McCain-Bray’s fraud was simple yet effective. She would order unneeded cartridges and ship them under a fake vendor name to a company in New Jersey that bought and sold toner and ink online. This fake vendor allowed McCain-Bray to misuse the water district’s shipping system, which even paid postage on the stolen cartridges.

The Fallout

McCain-Bray’s scheme came to an end when a coworker became suspicious about a package addressed to the fake vendor. This led to a review of purchasing records, and McCain-Bray resigned in December 2015. She was eventually sentenced to 51 months in federal prison and ordered to pay back the entire $6.7 million.

The Bigger Picture

This case is not an isolated incident. According to the ACFE 2020 Report to the Nations, theft of noncash property, such as office supplies, rose from about 10% to 18% of fraud cases between 2002 and 2020. Despite predictions of a paperless business world, printer ink and toner remain an expensive necessity, and fraudsters are capitalizing on this.

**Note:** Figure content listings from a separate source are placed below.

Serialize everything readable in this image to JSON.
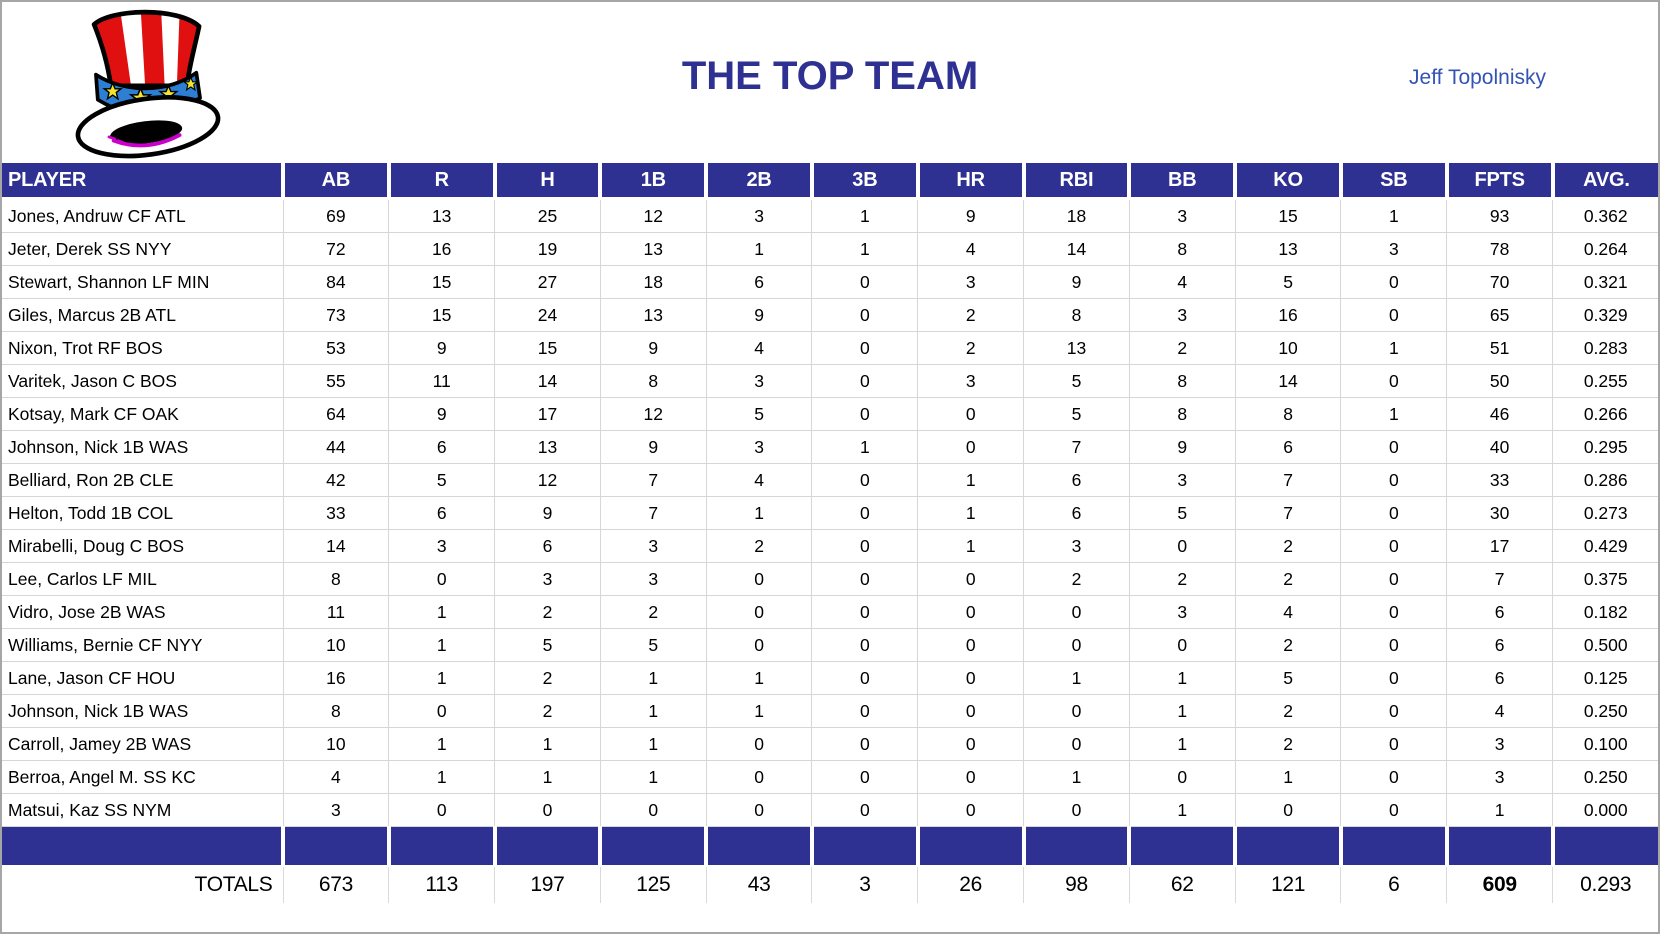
{
  "header": {
    "title": "THE TOP TEAM",
    "owner": "Jeff Topolnisky",
    "logo": "uncle-sam-hat-icon"
  },
  "table": {
    "columns": [
      "PLAYER",
      "AB",
      "R",
      "H",
      "1B",
      "2B",
      "3B",
      "HR",
      "RBI",
      "BB",
      "KO",
      "SB",
      "FPTS",
      "AVG."
    ],
    "rows": [
      [
        "Jones, Andruw CF ATL",
        "69",
        "13",
        "25",
        "12",
        "3",
        "1",
        "9",
        "18",
        "3",
        "15",
        "1",
        "93",
        "0.362"
      ],
      [
        "Jeter, Derek SS NYY",
        "72",
        "16",
        "19",
        "13",
        "1",
        "1",
        "4",
        "14",
        "8",
        "13",
        "3",
        "78",
        "0.264"
      ],
      [
        "Stewart, Shannon LF MIN",
        "84",
        "15",
        "27",
        "18",
        "6",
        "0",
        "3",
        "9",
        "4",
        "5",
        "0",
        "70",
        "0.321"
      ],
      [
        "Giles, Marcus 2B ATL",
        "73",
        "15",
        "24",
        "13",
        "9",
        "0",
        "2",
        "8",
        "3",
        "16",
        "0",
        "65",
        "0.329"
      ],
      [
        "Nixon, Trot RF BOS",
        "53",
        "9",
        "15",
        "9",
        "4",
        "0",
        "2",
        "13",
        "2",
        "10",
        "1",
        "51",
        "0.283"
      ],
      [
        "Varitek, Jason C BOS",
        "55",
        "11",
        "14",
        "8",
        "3",
        "0",
        "3",
        "5",
        "8",
        "14",
        "0",
        "50",
        "0.255"
      ],
      [
        "Kotsay, Mark CF OAK",
        "64",
        "9",
        "17",
        "12",
        "5",
        "0",
        "0",
        "5",
        "8",
        "8",
        "1",
        "46",
        "0.266"
      ],
      [
        "Johnson, Nick 1B WAS",
        "44",
        "6",
        "13",
        "9",
        "3",
        "1",
        "0",
        "7",
        "9",
        "6",
        "0",
        "40",
        "0.295"
      ],
      [
        "Belliard, Ron 2B CLE",
        "42",
        "5",
        "12",
        "7",
        "4",
        "0",
        "1",
        "6",
        "3",
        "7",
        "0",
        "33",
        "0.286"
      ],
      [
        "Helton, Todd 1B COL",
        "33",
        "6",
        "9",
        "7",
        "1",
        "0",
        "1",
        "6",
        "5",
        "7",
        "0",
        "30",
        "0.273"
      ],
      [
        "Mirabelli, Doug C BOS",
        "14",
        "3",
        "6",
        "3",
        "2",
        "0",
        "1",
        "3",
        "0",
        "2",
        "0",
        "17",
        "0.429"
      ],
      [
        "Lee, Carlos LF MIL",
        "8",
        "0",
        "3",
        "3",
        "0",
        "0",
        "0",
        "2",
        "2",
        "2",
        "0",
        "7",
        "0.375"
      ],
      [
        "Vidro, Jose 2B WAS",
        "11",
        "1",
        "2",
        "2",
        "0",
        "0",
        "0",
        "0",
        "3",
        "4",
        "0",
        "6",
        "0.182"
      ],
      [
        "Williams, Bernie CF NYY",
        "10",
        "1",
        "5",
        "5",
        "0",
        "0",
        "0",
        "0",
        "0",
        "2",
        "0",
        "6",
        "0.500"
      ],
      [
        "Lane, Jason CF HOU",
        "16",
        "1",
        "2",
        "1",
        "1",
        "0",
        "0",
        "1",
        "1",
        "5",
        "0",
        "6",
        "0.125"
      ],
      [
        "Johnson, Nick 1B WAS",
        "8",
        "0",
        "2",
        "1",
        "1",
        "0",
        "0",
        "0",
        "1",
        "2",
        "0",
        "4",
        "0.250"
      ],
      [
        "Carroll, Jamey 2B WAS",
        "10",
        "1",
        "1",
        "1",
        "0",
        "0",
        "0",
        "0",
        "1",
        "2",
        "0",
        "3",
        "0.100"
      ],
      [
        "Berroa, Angel M. SS KC",
        "4",
        "1",
        "1",
        "1",
        "0",
        "0",
        "0",
        "1",
        "0",
        "1",
        "0",
        "3",
        "0.250"
      ],
      [
        "Matsui, Kaz SS NYM",
        "3",
        "0",
        "0",
        "0",
        "0",
        "0",
        "0",
        "0",
        "1",
        "0",
        "0",
        "1",
        "0.000"
      ]
    ],
    "totals_label": "TOTALS",
    "totals": [
      "673",
      "113",
      "197",
      "125",
      "43",
      "3",
      "26",
      "98",
      "62",
      "121",
      "6",
      "609",
      "0.293"
    ],
    "bold_total_column": "FPTS"
  },
  "colors": {
    "header_bg": "#2e3192",
    "title_text": "#2e3192",
    "owner_text": "#3454b4",
    "grid_line": "#d6d6d6",
    "hat_red": "#e01010",
    "hat_band_blue": "#2d7fd4",
    "hat_star_yellow": "#f5e32c",
    "hat_opening_purple": "#cc00cc"
  }
}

Printer toner and ink are popular theft targets because of their high retail prices and ease of resale.

Key Lessons Learned

The case of Jennifer J. McCain-Bray serves as a stark reminder of the potential for employee fraud within any organization. Here are some key lessons that can be learned from this case:

  • Vigilance is Key: Regular audits and checks can help detect fraudulent activities early. In this case, a coworker’s suspicion led to the discovery of the fraud.
  • Robust Internal Controls: Having strong internal controls can prevent such incidents. This includes having checks and balances in place for ordering and shipping items.
  • Foster a Culture of Ethics: Encouraging a culture of transparency and ethics can deter employees from engaging in fraudulent activities.
  • Regular Training: Regular training on ethics and the potential consequences of fraud can help employees understand the seriousness of such actions.
  • Encourage Reporting: Create a safe and anonymous way for employees to report suspicious activities. This can help in early detection and prevention of fraud.